As more and more people become bullish on this market and the economy, I think it is a great time for a sanity check. Will the economic environment be a lot better or worse 12 months from now? Bulls will tell you that we put in a market bottom in November and that all the indicators of fear were near or at all-time highs, a good sign of a bottom. They will also argue that, with all the stimulus being poured in around the world by governments and central banks, the world economy will stabilize in the coming year and the stock market is rising in advance of that. Bears, on the other hand, argue that the economic situation is bad and only getting worse. Employment, consumption, and industrial production are falling off a cliff. They claim that corporate earnings in 2009 will be worse than 2008 and there will be no V-shaped recovery in 2010 if there is any at all. So, who’s right?

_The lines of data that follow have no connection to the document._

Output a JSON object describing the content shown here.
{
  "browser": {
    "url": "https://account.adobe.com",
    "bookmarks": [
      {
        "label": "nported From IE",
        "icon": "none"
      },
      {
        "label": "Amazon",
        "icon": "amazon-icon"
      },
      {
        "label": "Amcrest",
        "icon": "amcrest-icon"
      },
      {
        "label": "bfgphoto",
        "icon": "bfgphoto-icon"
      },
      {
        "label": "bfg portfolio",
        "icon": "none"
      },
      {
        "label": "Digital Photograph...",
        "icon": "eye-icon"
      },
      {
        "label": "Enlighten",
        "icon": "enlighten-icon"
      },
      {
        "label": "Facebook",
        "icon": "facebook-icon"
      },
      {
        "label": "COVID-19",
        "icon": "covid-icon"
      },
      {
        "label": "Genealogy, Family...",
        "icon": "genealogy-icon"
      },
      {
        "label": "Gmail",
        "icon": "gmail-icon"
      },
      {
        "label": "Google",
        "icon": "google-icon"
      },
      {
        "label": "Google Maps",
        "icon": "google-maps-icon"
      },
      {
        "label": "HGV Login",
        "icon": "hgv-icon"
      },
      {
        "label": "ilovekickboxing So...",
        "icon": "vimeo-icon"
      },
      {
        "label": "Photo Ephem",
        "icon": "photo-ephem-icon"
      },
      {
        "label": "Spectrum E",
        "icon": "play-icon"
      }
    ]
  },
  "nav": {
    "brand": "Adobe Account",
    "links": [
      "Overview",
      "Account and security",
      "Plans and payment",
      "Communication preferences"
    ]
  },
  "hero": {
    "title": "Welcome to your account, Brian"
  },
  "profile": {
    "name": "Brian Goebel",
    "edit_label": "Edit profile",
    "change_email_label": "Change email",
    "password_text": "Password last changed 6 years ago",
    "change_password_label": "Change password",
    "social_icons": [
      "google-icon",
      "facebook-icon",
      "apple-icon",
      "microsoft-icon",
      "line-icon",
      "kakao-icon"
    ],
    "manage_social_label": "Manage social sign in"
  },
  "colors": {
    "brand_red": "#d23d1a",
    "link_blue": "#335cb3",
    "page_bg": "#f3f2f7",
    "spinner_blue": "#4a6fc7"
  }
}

First, I think it’s important for all to understand two key terms: liquidity and solvency.
From Merriam-Webster:
- Main Entry: 1liq·uid
- Pronunciation: \ˈli-kwəd\
- Function: adjective
- Etymology: Middle English, from Middle French liquide, from Latin liquidus, from liquēre to be fluid; akin to Latin lixa water, lye, and perhaps to Old Irish fliuch damp
- Date: 14th century
1: flowing freely like water
2: having the properties of a liquid : being neither solid nor gaseous
3 a: shining and clear <large liquid eyes> b: being musical and free of harshness in sound c: smooth and unconstrained in movement d: articulated without friction and capable of being prolonged like a vowel <a liquid consonant>
4 a: consisting of or capable of ready conversion into cash <liquid assets> b: capable of covering current liabilities quickly with current assets
— li·quid·i·ty\li-ˈkwi-də-tē\ noun
Company A lists as assets a warehouse worth $50,000, inventory worth $20,000 and $10,000 in cash in their bank account. Furthermore, Company A lists as liabilities only a $35,000 loan maturing next month. Clearly, we can see that Company A has more than enough assets to cover its liabilities. In fact, Company A has a positive net worth of $45,000 (80,000 – 35,000). However, they are going to run into a problem raising the money they need to pay off the loan because their warehouse and inventory are not liquid assets i.e. easily convertible to cash. You’ll also notice that there are degrees of liquidity for assets – inventory being more liquid than real estate. This is a classic liquidity problem. Sometimes, a solution can’t be found and a company may be forced to liquidate assets. Usually, a workaround (such as a temporary loan using the warehouse as collateral) will allow the company to remain in business. If this sounds a lot like what the Fed is doing.. well, it is. They are accepting all sorts of new collateral from banks for cash. The cash allows banks to continue on with their business. Actually, the Fed and central banks around the world have essentially drowned the world in a sea of liquidity. Cheap money is available for all at low rates. Our problems are solved, right? Not so fast.
Let’s look at Company B. For simplicity, Company B has the exact same balance sheet as Company A. Let’s say that Company B had bad risk managers and didn’t buy insurance and last week a flood washed away their warehouse and most of the inventory. Well, now Company B has $10,000 in cash left and a $35,000 loan to pay. This is a solvency problem and it’s bad. Generally, companies that are insolvent are forced into bankruptcy.